Su voz era un silbido débil y quebrado. Se llevó las manos huesudas a la cara y percibió las arrugas. En ese momento descubrió que llevaba todo el día anterior conmocionada por la impresión. Ahora sí estaba muy enfadada con la Bruja del Páramo por hacerle eso a ella; tremenda e inmensamente enfadada.

—¡Abordar tiendas y envejecer a la gente! —⁠masculló—. Oh, ¡qué no le haré!

La cólera le hizo dar un brinco en un arranque de crujidos y chirridos e ir renqueando hacia la inesperada ventana. Estaba sobre la mesa de trabajo. Para su estupefacción, las vistas que mostraba eran las de una ciudad próxima a un muelle. Veía una calle sin pavimentar y en pendiente en la que se alineaban casas pequeñas y de aspecto humilde, y más allá de los tejados despuntaban mástiles. Más allá de los mástiles se atisbaba el mar, una imagen que no había visto en toda su vida.

—¿Dónde estoy? —le preguntó a la calavera sobre la mesa—. No espero que contestes, amigo mío —⁠añadió a toda prisa al recordar que ese castillo pertenecía a un mago, y se giró para echar una ojeada a la habitación.

Era bastante pequeña, con vigas negras y pesadas en el techo. A la luz del día se revelaba increíblemente sucia. Las losas del suelo estaban manchadas y grasientas, la ceniza se amontonaba en el guardafuego y de los travesaños colgaban telarañas polvorientas. También había una capa de polvo en la calavera. Sophie la limpió distraídamente mientras se asomaba al fregadero que había detrás de la mesa. Al ver la capa rosa y gris que lo recubría y la sustancia viscosa blanca que goteaba del grifo, se estremeció. Era obvio que a Howl no le preocupaba en qué miseria vivieran sus sirvientes.

Al resto del castillo debía de accederse por una de las cuatro portezuelas negras que había en la estancia. Sophie abrió la más cercana, en la pared opuesta a la mesa. Al otro lado había un baño grande. En cierto sentido, era un baño propio de un palacio, lleno de lujos como un aseo privado, una ducha, una inmensa bañera con patas similares a garras y espejos en cada una de las paredes. Sin embargo, estaba aún más sucio que la otra habitación. Sophie hizo una mueca ante el retrete, se encogió ante el color de la bañera, retrocedió ante la maleza que salía de la ducha y no tuvo ninguna dificultad en evitar ver su silueta marchita en los espejos porque el cristal estaba cubierto de manchas y surcos de sustancias indescriptibles. Las propias sustancias indescriptibles se concentraban en una repisa bastante grande del baño. Estaban en tarros, cajas, tubos y cientos de paquetes marrones ya destrozados y bolsas de papel. El tarro más grande tenía un nombre. Ponía POCIÓN SECANTE en letras torcidas. Sophie no estaba segura de si ahí debería ir una «p» o una «l». Cogió un paquete al azar.
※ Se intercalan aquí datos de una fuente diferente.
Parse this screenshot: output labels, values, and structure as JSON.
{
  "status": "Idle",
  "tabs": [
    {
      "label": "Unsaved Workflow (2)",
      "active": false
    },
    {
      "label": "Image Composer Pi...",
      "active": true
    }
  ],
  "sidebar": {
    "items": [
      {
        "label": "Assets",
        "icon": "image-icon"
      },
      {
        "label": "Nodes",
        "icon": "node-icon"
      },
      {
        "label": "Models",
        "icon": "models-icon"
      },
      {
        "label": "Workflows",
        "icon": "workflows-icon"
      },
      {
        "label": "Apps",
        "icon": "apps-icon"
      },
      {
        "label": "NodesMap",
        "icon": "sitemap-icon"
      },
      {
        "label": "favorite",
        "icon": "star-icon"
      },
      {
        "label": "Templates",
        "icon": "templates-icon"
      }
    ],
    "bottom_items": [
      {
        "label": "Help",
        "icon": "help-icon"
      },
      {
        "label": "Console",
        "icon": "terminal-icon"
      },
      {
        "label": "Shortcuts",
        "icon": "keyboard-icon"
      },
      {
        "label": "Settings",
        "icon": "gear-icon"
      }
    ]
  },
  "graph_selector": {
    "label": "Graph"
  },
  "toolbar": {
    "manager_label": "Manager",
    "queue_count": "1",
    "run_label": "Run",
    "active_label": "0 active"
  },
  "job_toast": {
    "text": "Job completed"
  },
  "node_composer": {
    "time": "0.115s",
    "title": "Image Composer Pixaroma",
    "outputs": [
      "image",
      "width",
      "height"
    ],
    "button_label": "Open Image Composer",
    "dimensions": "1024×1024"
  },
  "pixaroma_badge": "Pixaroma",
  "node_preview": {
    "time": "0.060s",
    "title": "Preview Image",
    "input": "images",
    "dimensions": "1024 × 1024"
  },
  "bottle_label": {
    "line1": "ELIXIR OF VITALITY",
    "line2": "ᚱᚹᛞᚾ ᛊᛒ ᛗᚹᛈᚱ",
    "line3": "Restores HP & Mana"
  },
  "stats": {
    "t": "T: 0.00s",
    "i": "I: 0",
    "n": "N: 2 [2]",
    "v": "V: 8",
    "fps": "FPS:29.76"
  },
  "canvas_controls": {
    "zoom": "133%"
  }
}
Encima habían garabateado PIEL, y lo devolvió a su sitio apresuradamente. En otro tarro se leía OJOS con los mismos garabatos. Un tubo anunciaba PARA EL DETERIORO.

—Parece que funciona —murmuró ella, volviendo la mirada al lavabo con un escalofrío.

Cuando giró un grifo verde azulado que tal vez antes fuera de metal, el agua corrió por el lavabo y limpió parte de la podredumbre. Sophie se enjuagó las manos y la cara sin tocar nada, pero no se atrevió a usar la POCIÓN SECANTE. Se secó con la falda y luego se encaminó a la siguiente puerta negra.